The US Food and Drug Administration (FDA) told Nestlé it may have to recall the group's Good Start Infant Formula with Iron because tests showed it did not contain the minimum levels of calcium and phosphorus required under US law.
The news threatened to land a fresh blow on the food multinational, which has faced criticism over its infant formula for years, but also highlighted a new dispute over testing procedures.
Nestlé rejected the FDA's test results.
"We have had two independent tests done by absolutely top quality laboratories and we have not been able to confirm the findings of the FDA," said a Nestlé spokesperson.
"There is no question of a recall. We are in contact with the FDA and discussions are in progress."
The FDA first alerted Nestlé to a problem with its Good Start formula on 27 November. Officials found calcium levels around 1.5mg below the 60mg per 100 kilocalories minimum mark, and phosphorous around 1mg below its 30mg minimum.
The agency gave Nestlé 15 working days to sort out the problem. An extension may be granted, but the FDA may seize the products or file and injunction if it is not satisfied. These occurrences are rare, however.
It was still unclear what effect, if any, the incident would have on Nestlé's infant formula sales in the US.

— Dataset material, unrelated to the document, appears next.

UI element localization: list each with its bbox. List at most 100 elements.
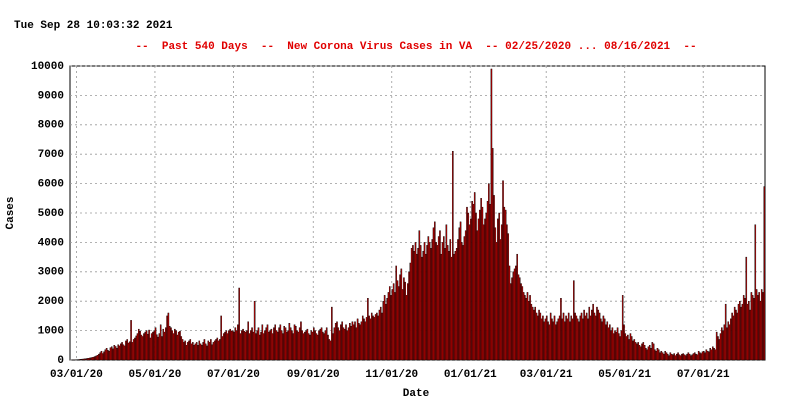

The group is already one of the most boycotted food firms in the world because of allegations that it unfairly pushed its infant formula onto women in the developing world, discouraging them to breast feed.
Nestlé claims that actions against the group have never made a demonstrable impact to its overall sales, however.
It announced Friday a deal to buy Novartis Medical Nutrition for $2.5bn, propelling the firm from relative anonymity to world number two in healthcare nutrition. A spokesperson confirmed the deal did not include Novartis' babyfood division, Gerber.